When is BERT Multilingual? Isolating Crucial Ingredients for Cross-lingual Transfer
This addresses the problem of understanding and improving cross-lingual transfer for multilingual NLP researchers, offering empirical insights rather than incremental tweaks.
The paper investigates the factors enabling cross-lingual zero-shot transfer in multilingual language models by isolating linguistic properties like script, word order, and syntax, finding that sub-word overlap absence affects transfer when word order differs and showing a strong correlation (e.g., R=0.94 on NLI) between transfer performance and word embedding alignment.

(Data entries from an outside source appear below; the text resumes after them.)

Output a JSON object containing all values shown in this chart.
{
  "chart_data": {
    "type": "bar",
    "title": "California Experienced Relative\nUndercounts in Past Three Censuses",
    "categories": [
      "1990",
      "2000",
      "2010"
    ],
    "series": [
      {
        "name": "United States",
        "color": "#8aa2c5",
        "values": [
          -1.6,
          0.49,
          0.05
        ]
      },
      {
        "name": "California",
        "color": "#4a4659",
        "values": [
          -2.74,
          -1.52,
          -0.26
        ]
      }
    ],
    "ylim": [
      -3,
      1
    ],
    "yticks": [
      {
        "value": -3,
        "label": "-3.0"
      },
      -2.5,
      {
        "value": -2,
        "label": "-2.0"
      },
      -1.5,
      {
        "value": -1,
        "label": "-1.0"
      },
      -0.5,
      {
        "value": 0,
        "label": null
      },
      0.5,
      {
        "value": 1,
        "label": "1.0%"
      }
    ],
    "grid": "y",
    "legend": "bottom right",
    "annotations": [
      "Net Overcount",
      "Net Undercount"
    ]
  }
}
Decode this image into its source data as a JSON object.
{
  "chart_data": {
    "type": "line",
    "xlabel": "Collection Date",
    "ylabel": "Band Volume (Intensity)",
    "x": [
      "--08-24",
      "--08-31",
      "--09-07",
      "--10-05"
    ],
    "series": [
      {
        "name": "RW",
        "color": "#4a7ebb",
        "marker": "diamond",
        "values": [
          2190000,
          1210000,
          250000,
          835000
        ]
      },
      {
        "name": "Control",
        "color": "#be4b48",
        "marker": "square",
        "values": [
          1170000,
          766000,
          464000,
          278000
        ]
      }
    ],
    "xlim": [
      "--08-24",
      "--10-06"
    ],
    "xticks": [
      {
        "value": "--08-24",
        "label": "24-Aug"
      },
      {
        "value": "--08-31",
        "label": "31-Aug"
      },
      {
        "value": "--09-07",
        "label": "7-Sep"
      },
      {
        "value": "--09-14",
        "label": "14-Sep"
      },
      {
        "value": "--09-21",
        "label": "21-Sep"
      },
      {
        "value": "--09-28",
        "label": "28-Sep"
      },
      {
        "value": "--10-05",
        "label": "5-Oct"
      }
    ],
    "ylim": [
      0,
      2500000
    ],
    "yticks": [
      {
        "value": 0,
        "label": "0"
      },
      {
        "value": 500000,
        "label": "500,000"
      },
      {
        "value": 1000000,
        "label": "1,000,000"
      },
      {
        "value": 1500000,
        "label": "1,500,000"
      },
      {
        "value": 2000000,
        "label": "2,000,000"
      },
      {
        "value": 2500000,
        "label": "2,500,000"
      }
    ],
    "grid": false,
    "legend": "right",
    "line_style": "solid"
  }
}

While recent work on multilingual language models has demonstrated their capacity for cross-lingual zero-shot transfer on downstream tasks, there is a lack of consensus in the community as to what shared properties between languages enable such transfer. Analyses involving pairs of natural languages are often inconclusive and contradictory since languages simultaneously differ in many linguistic aspects. In this paper, we perform a large-scale empirical study to isolate the effects of various linguistic properties by measuring zero-shot transfer between four diverse natural languages and their counterparts constructed by modifying aspects such as the script, word order, and syntax. Among other things, our experiments show that the absence of sub-word overlap significantly affects zero-shot transfer when languages differ in their word order, and there is a strong correlation between transfer performance and word embedding alignment between languages (e.g., R=0.94 on the task of NLI). Our results call for focus in multilingual models on explicitly improving word embedding alignment between languages rather than relying on its implicit emergence.